- 29 May 2018 4:02 PM
Malta and Gozo can be likened to tiny but vibrant stages packed with drama, excess and exuberance constantly playing out in close quarters, amid tight-knit communities; all the while, these small island scenarios have co-existed with the comings and goings afforded by our harbours, and today they walk alongside ever-growing international connections.
The strategic geography of the Maltese Islands – which places them right between Europe and Africa – thus puts our communities in a unique position to host such a diverse cultural celebration as the European Capital of Culture.
And our Mediterranean style is another valuable feature of the islands’ identity, capable of reaching out to the varied and valuable perspectives that surround it.
What’s island life really like, anyway? We may be able to drive across the whole of Malta or Gozo in a single morning, but it doesn’t mean we’ve seen it all. Indeed, a closer look at island life soon reveals that there’s more than one narrative at play.
The Valletta 2018 Cultural Program kicks off on the 20th of January 2018: a collection of over 140 projects and 400 events taking place throughout the European Capital of Culture year.

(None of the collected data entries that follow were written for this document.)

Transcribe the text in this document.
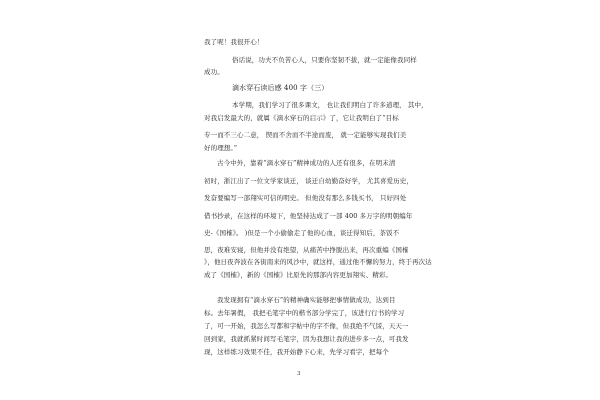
我了呢！我很开心！
俗话说，功夫不负苦心人，只要你坚韧不拔，就一定能像我同样
成功。
滴水穿石读后感 400 字（三）
本学期，我们学习了很多课文， 也让我们明白了许多道理， 其中，
对我启发最大的，就属《滴水穿石的启示》了，它让我明白了“目标
专一而不三心二意， 锲而不舍而不半途而废， 就一定能够实现我们美
好的理想。”
古今中外，靠着“滴水穿石”精神成功的人还有很多，在明末清
初时，浙江出了一位文学家谈迁， 谈迁自幼勤奋好学， 尤其喜爱历史，
发奋要编写一部翔实可信的明史。 但他没有那么多钱买书， 只好四处
借书抄录，在这样的环境下，他坚持达成了一部 400 多万字的明朝编年
史-《国榷》。 )但是一个小偷偷走了他的心血，谈迁得知后，茶饭不
思，夜难安寝，但他并没有绝望，从痛苦中挣脱出来，再次重编《国榷
》，他日夜奔波在各街南来的风沙中，就这样，通过他不懈的努力，终于再次达
成了《国榷》，新的《国榷》比原先的那部内容更加翔实、精彩。
我发现拥有“滴水穿石”的精神确实能够把事情做成功，达到目
标。去年暑假， 我把毛笔字中的楷书部分学完了，该进行行书的学习
了，可一开始，我怎么写都和字帖中的字不像，但我绝不气馁，天天一
回到家，我就抓紧时间写毛笔字，因为我想让我的进步多一点，可我发
现，这样练习效果不佳，我开始静下心来，先学习看字，把每个
3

Valletta 2018 has invested strongly in a program that sees the involvement of around 1000 local and international artists, curators, artist collectives, performers, workshop leaders, writers, designers, choirs and film-makers.

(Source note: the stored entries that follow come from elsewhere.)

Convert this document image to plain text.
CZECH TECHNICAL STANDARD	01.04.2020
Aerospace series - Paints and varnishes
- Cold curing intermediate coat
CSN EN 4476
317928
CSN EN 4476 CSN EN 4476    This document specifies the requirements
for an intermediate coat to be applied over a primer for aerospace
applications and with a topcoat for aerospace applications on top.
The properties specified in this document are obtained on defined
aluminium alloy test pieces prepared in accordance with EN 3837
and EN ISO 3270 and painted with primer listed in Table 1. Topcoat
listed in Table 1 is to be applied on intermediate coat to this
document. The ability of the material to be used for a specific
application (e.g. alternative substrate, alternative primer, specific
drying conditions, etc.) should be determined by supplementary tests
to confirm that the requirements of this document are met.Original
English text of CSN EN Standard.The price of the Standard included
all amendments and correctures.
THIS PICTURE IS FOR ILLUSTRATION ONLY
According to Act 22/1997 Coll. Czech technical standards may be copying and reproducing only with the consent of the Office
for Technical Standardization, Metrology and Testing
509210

While a number of international artists are collaborating with locals throughout the 2018 program, Maltese artists are travelling to our twin European Capital of Culture Leeuwarden in the Netherlands as well as other cities in Cyprus, Japan, Poland and Greece.
The 2018 program is based on a direct investment of €10 million in the cultural sector. At the centre of the 2018 program are several infrastructure projects designed to evolve and expand well beyond 2018. Among these are MUŻA, the Valletta Design Cluster, Is-Suq tal-Belt and Strait Street.
Gregory Iron – Photographer
The artist, living in Budapest, is also home to the Mediterranean. Despite being specialized on wedding photography, he is well-listed in other genres, such as portrait, nature and landscape photography.
Gregory is very familiar with Malta for over 10 years, returning to the islands regularly. From the beginning, he visited and pictured cities, people of the country and the beauty of the islands’ nature. Thanks to his passion he became a wedding photographer in Malta, too.
Since the beginning of his photographer carrier, Malta has always been present, already on his first ever photo exhibition, influencing his art to this day. Besides, his publications are available in different online and printed magazines.
His pictures were published in scientific (National Geography), wedding, lifestyle and glossy magazines. From 2017, he has been actively helping the promotional activity of the Malta Tourism Authority in Hungary.
Date: 7 May - 1 June
Venue: Europa Pont - Millenáris Park
Address: 1024 Budapest, Lövőház u. 35.